About 5 million people in the United States are infertile, and half seek treatment to have a baby. Donor eggs are used by about 10 percent of couples in treatment. By law, the use of donor eggs, which can't be frozen, is reported to the Centers for Disease Control and Prevention. While there are strict guidelines for screening the health of donor sperm, there are no government mechanisms in place to track actual use of the sperm, which can be frozen and stored for decades.

Scandinavian Cryobank says it is the first international sperm seller in the United States. Claus Rodgaard is the manager and chief executive of the company's two-person Manhattan office. He smiles up at blond, blue-eyed babies in oversized photos on the walls who look, well, just like him.

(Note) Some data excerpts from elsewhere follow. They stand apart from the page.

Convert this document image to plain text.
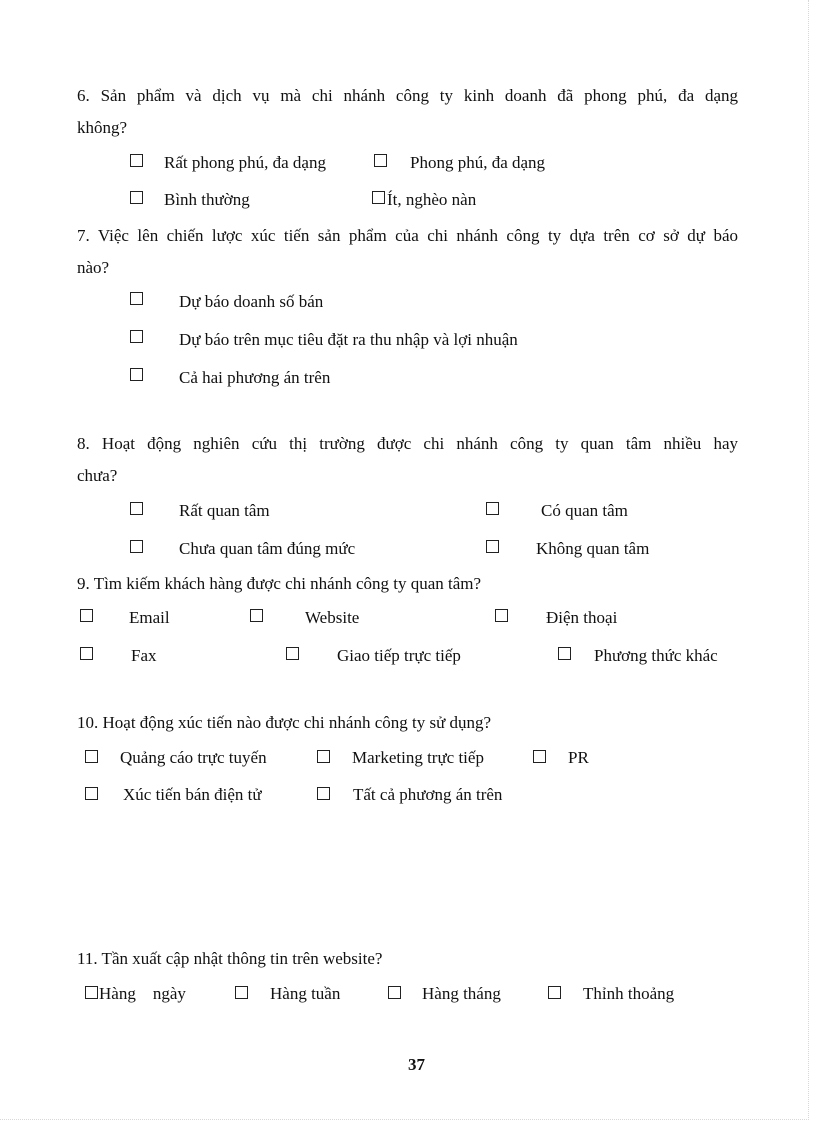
6. Sản phẩm và dịch vụ mà chi nhánh công ty kinh doanh đã phong phú, đa dạng
không?
Rất phong phú, đa dạng	Phong phú, đa dạng
Bình thường	Ít, nghèo nàn
7. Việc lên chiến lược xúc tiến sản phẩm của chi nhánh công ty dựa trên cơ sở dự báo
nào?
Dự báo doanh số bán
Dự báo trên mục tiêu đặt ra thu nhập và lợi nhuận
Cả hai phương án trên
8. Hoạt động nghiên cứu thị trường được chi nhánh công ty quan tâm nhiều hay
chưa?
Rất quan tâm	Có quan tâm
Chưa quan tâm đúng mức	Không quan tâm
9. Tìm kiếm khách hàng được chi nhánh công ty quan tâm?
Email	Website	Điện thoại
Fax	Giao tiếp trực tiếp	Phương thức khác
10. Hoạt động xúc tiến nào được chi nhánh công ty sử dụng?
Quảng cáo trực tuyến	Marketing trực tiếp	PR
Xúc tiến bán điện tử	Tất cả phương án trên
11. Tần xuất cập nhật thông tin trên website?
Hàng    ngày	Hàng tuần	Hàng tháng	Thỉnh thoảng
37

 “They are just so damn cute,” he said.

No matter for debate Rodgaard believes that a person's choice in a sperm donor is just as personal as his or her attraction to a life partner.

“I don't think it is an ethical debate at all,” he said. “It is not much different than falling in love. There are thousands of donors in the world and it is more like natural selection. People shop around and look through donor lists to find someone that appeals to them. It really is so much like real life. It reflects who we are as humans.”